X_train, X_test, y_train, y_test = train_test_split(X, y, test_size=0.20, random_state=42)

**Standardizing numerical variables in the dataset**

In [None]:
#standardizing numerical variables
numeric = ['tenure', 'MonthlyCharges', 'TotalCharges']

scaler= StandardScaler()

pd.options.mode.chained_assignment = None
X_train[numeric] = scaler.fit_transform(X_train[numeric])
X_test[numeric] = scaler.transform(X_test[numeric])

# 6. Prediction

**A) Logistic Regression**

In [None]:
#ML model and prediction
#Logistic Regression
# instantiate the model (using the default parameters)
logreg = LogisticRegression()

# fit the model with data
logreg.fit(X_train,y_train)

In [None]:
#prediction
y_pred=logreg.predict(X_test)
plot_confusion_matrix(logreg,X_test,y_test)

print("Accuracy:",metrics.accuracy_score(y_test, y_pred))


In [None]:
#AUC for logistic regression
y_pred_proba = logreg.predict_proba(X_test)[:,1]
fpr, tpr, thresholds = metrics.roc_curve(y_test,  y_pred_proba)
auc = metrics.roc_auc_score(y_test, y_pred_proba)
plt.plot(fpr,tpr,label="auc="+str(auc))
plt.legend(loc=4)
plt.xlabel('False Positive Rate')
plt.ylabel('True Positive Rate')
plt.title('Logistic Regression ROC Curve')
plt.show()

**B) Random Forest Classifier**

In [None]:
#Create a Gaussian Classifier
rf=RandomForestClassifier(n_estimators=100)

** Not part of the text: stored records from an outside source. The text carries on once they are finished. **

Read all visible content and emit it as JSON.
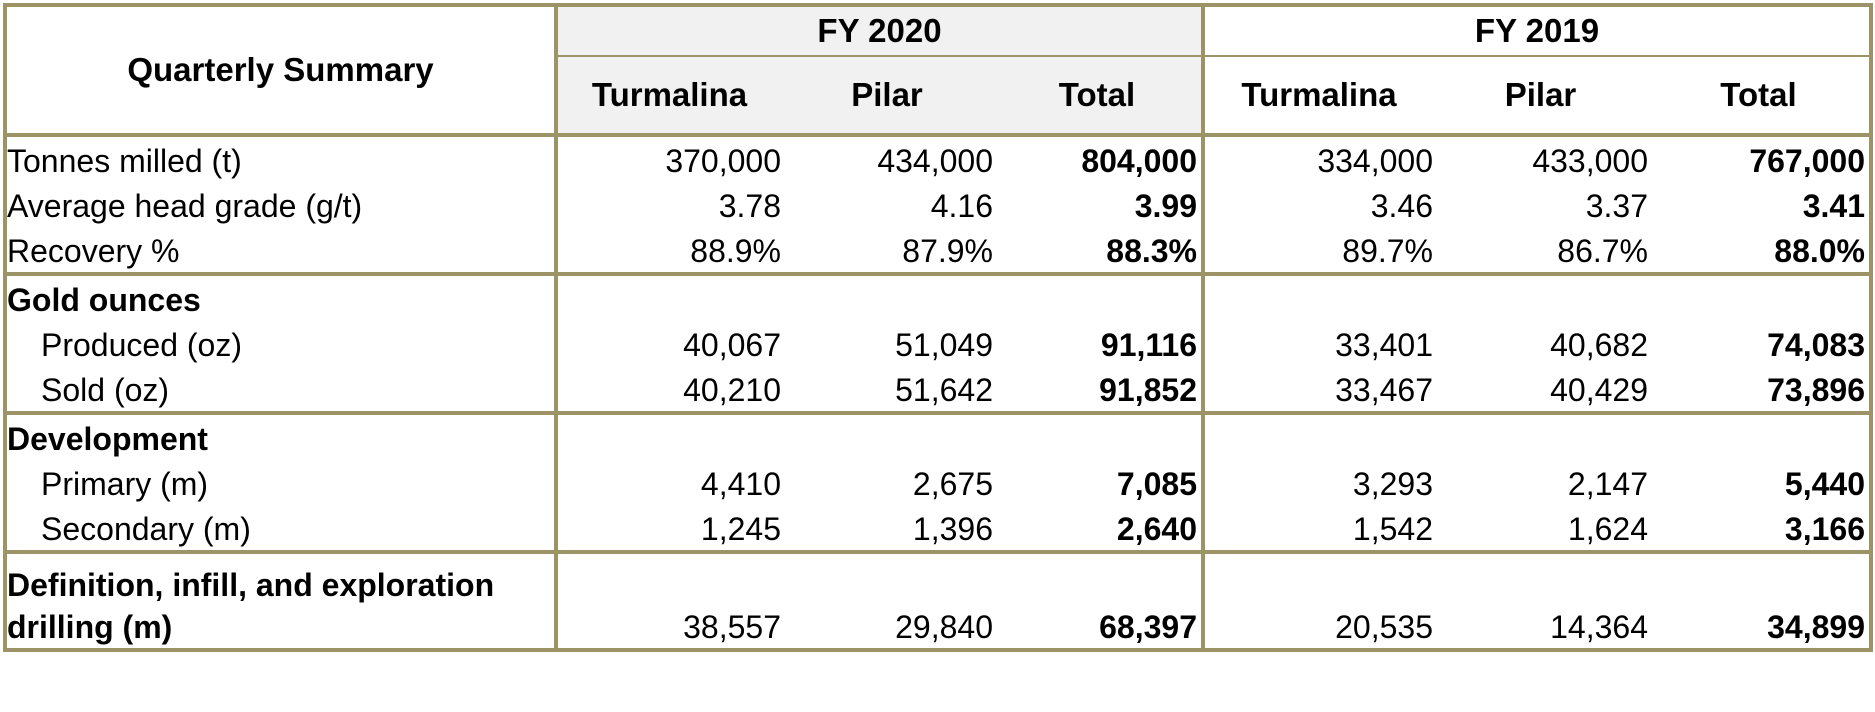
{
  "header": {
    "title": "Quarterly Summary",
    "years": [
      "FY 2020",
      "FY 2019"
    ],
    "columns": [
      "Turmalina",
      "Pilar",
      "Total"
    ]
  },
  "rows": {
    "tonnes": {
      "label": "Tonnes milled (t)",
      "v": [
        "370,000",
        "434,000",
        "804,000",
        "334,000",
        "433,000",
        "767,000"
      ]
    },
    "grade": {
      "label": "Average head grade (g/t)",
      "v": [
        "3.78",
        "4.16",
        "3.99",
        "3.46",
        "3.37",
        "3.41"
      ]
    },
    "recovery": {
      "label": "Recovery %",
      "v": [
        "88.9%",
        "87.9%",
        "88.3%",
        "89.7%",
        "86.7%",
        "88.0%"
      ]
    },
    "gold_head": {
      "label": "Gold ounces"
    },
    "produced": {
      "label": "Produced (oz)",
      "v": [
        "40,067",
        "51,049",
        "91,116",
        "33,401",
        "40,682",
        "74,083"
      ]
    },
    "sold": {
      "label": "Sold (oz)",
      "v": [
        "40,210",
        "51,642",
        "91,852",
        "33,467",
        "40,429",
        "73,896"
      ]
    },
    "dev_head": {
      "label": "Development"
    },
    "primary": {
      "label": "Primary (m)",
      "v": [
        "4,410",
        "2,675",
        "7,085",
        "3,293",
        "2,147",
        "5,440"
      ]
    },
    "secondary": {
      "label": "Secondary (m)",
      "v": [
        "1,245",
        "1,396",
        "2,640",
        "1,542",
        "1,624",
        "3,166"
      ]
    },
    "drilling": {
      "label": "Definition, infill, and exploration drilling (m)",
      "v": [
        "38,557",
        "29,840",
        "68,397",
        "20,535",
        "14,364",
        "34,899"
      ]
    }
  },
  "colors": {
    "border": "#9c9466",
    "header_shade": "#f1f1f1"
  }
}
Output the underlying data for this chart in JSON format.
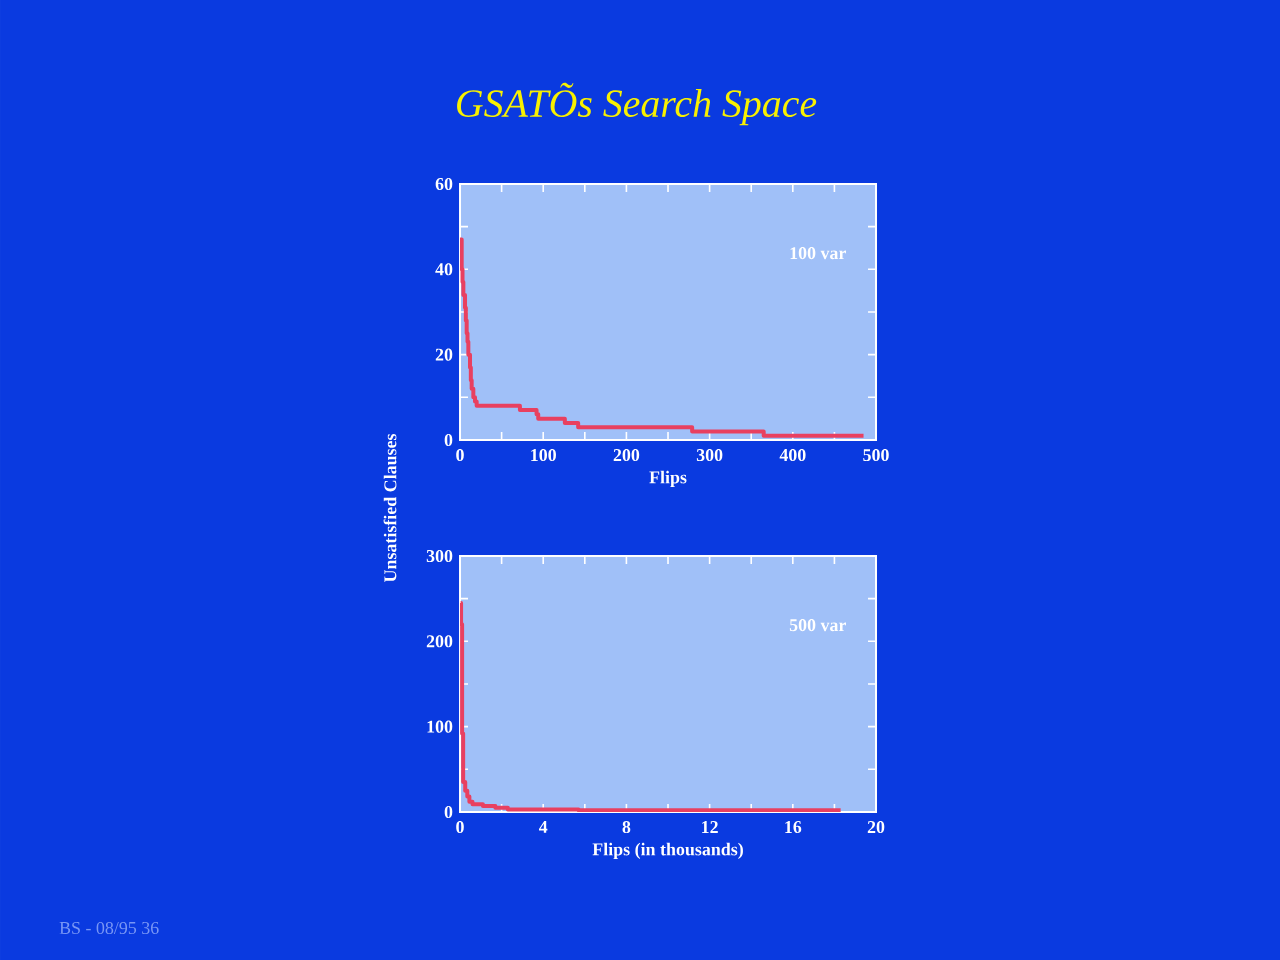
{
  "chart_data": [
    {
      "type": "step",
      "title": "GSATÕs Search Space",
      "xlabel": "Flips",
      "ylabel": "Unsatisfied Clauses",
      "annotations": [
        "100 var",
        "BS - 08/95 36"
      ],
      "xlim": [
        0,
        500
      ],
      "ylim": [
        0,
        60
      ],
      "xticks": [
        0,
        {
          "value": 50,
          "label": null
        },
        100,
        {
          "value": 150,
          "label": null
        },
        200,
        {
          "value": 250,
          "label": null
        },
        300,
        {
          "value": 350,
          "label": null
        },
        400,
        {
          "value": 450,
          "label": null
        },
        500
      ],
      "yticks": [
        0,
        {
          "value": 10,
          "label": null
        },
        20,
        {
          "value": 30,
          "label": null
        },
        40,
        {
          "value": 50,
          "label": null
        },
        60
      ],
      "series": [
        {
          "color": "#e84060",
          "x": [
            0,
            2,
            3,
            4,
            6,
            7,
            8,
            9,
            10,
            12,
            13,
            14,
            16,
            18,
            20,
            72,
            92,
            94,
            126,
            142,
            279,
            365,
            485
          ],
          "values": [
            47,
            40,
            37,
            34,
            31,
            28,
            25,
            23,
            20,
            17,
            14,
            12,
            10,
            9,
            8,
            7,
            6,
            5,
            4,
            3,
            2,
            1,
            1
          ]
        }
      ]
    },
    {
      "type": "step",
      "xlabel": "Flips (in thousands)",
      "annotations": [
        "500 var"
      ],
      "xlim": [
        0,
        20
      ],
      "ylim": [
        0,
        300
      ],
      "xticks": [
        0,
        {
          "value": 2,
          "label": null
        },
        4,
        {
          "value": 6,
          "label": null
        },
        8,
        {
          "value": 10,
          "label": null
        },
        12,
        {
          "value": 14,
          "label": null
        },
        16,
        {
          "value": 18,
          "label": null
        },
        20
      ],
      "yticks": [
        0,
        {
          "value": 50,
          "label": null
        },
        100,
        {
          "value": 150,
          "label": null
        },
        200,
        {
          "value": 250,
          "label": null
        },
        300
      ],
      "series": [
        {
          "color": "#e84060",
          "x": [
            0.03,
            0.05,
            0.1,
            0.15,
            0.25,
            0.35,
            0.45,
            0.6,
            1.1,
            1.7,
            2.3,
            5.7,
            18.3
          ],
          "values": [
            245,
            220,
            92,
            35,
            25,
            18,
            12,
            9,
            7,
            5,
            3,
            2,
            2
          ]
        }
      ]
    }
  ]
}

#Train the model using the training sets y_pred=clf.predict(X_test)
rf.fit(X_train,y_train)



In [None]:
#prediction
y_pred=rf.predict(X_test)
plot_confusion_matrix(rf,X_test,y_test)

print("Accuracy:",metrics.accuracy_score(y_test, y_pred))

In [None]:
#AUC for Random Forest Classifier
y_pred_proba = rf.predict_proba(X_test)[:,1]
fpr, tpr, thresholds = metrics.roc_curve(y_test,  y_pred_proba)
auc = metrics.roc_auc_score(y_test, y_pred_proba)
plt.plot(fpr,tpr,label="auc="+str(auc))
plt.legend(loc=4)
plt.xlabel('False Positive Rate')
plt.ylabel('True Positive Rate')
plt.title('Random Forest Classifier ROC Curve')
plt.show()

**C) Gradient Boosting**

In [None]:
#gradient boosting
gb = GradientBoostingClassifier()
gb.fit(X_train, y_train)

In [None]:
#prediction
y_pred=gb.predict(X_test)
plot_confusion_matrix(gb,X_test,y_test)

print("Accuracy:",metrics.accuracy_score(y_test, y_pred))

In [None]:
#AUC for Gradient Boost Classifier
y_pred_proba = gb.predict_proba(X_test)[:,1]
fpr, tpr, thresholds = metrics.roc_curve(y_test,  y_pred_proba)
auc = metrics.roc_auc_score(y_test, y_pred_proba)
plt.plot(fpr,tpr,label="auc="+str(auc))
plt.legend(loc=4)
plt.xlabel('False Positive Rate')
plt.ylabel('True Positive Rate')
plt.title('Gradient Boost ROC Curve')
plt.show()

# 7. Conclusion

From the above comparison, Gradient Boosting algorithm has the best accuracy among the three models I have used in this analysis.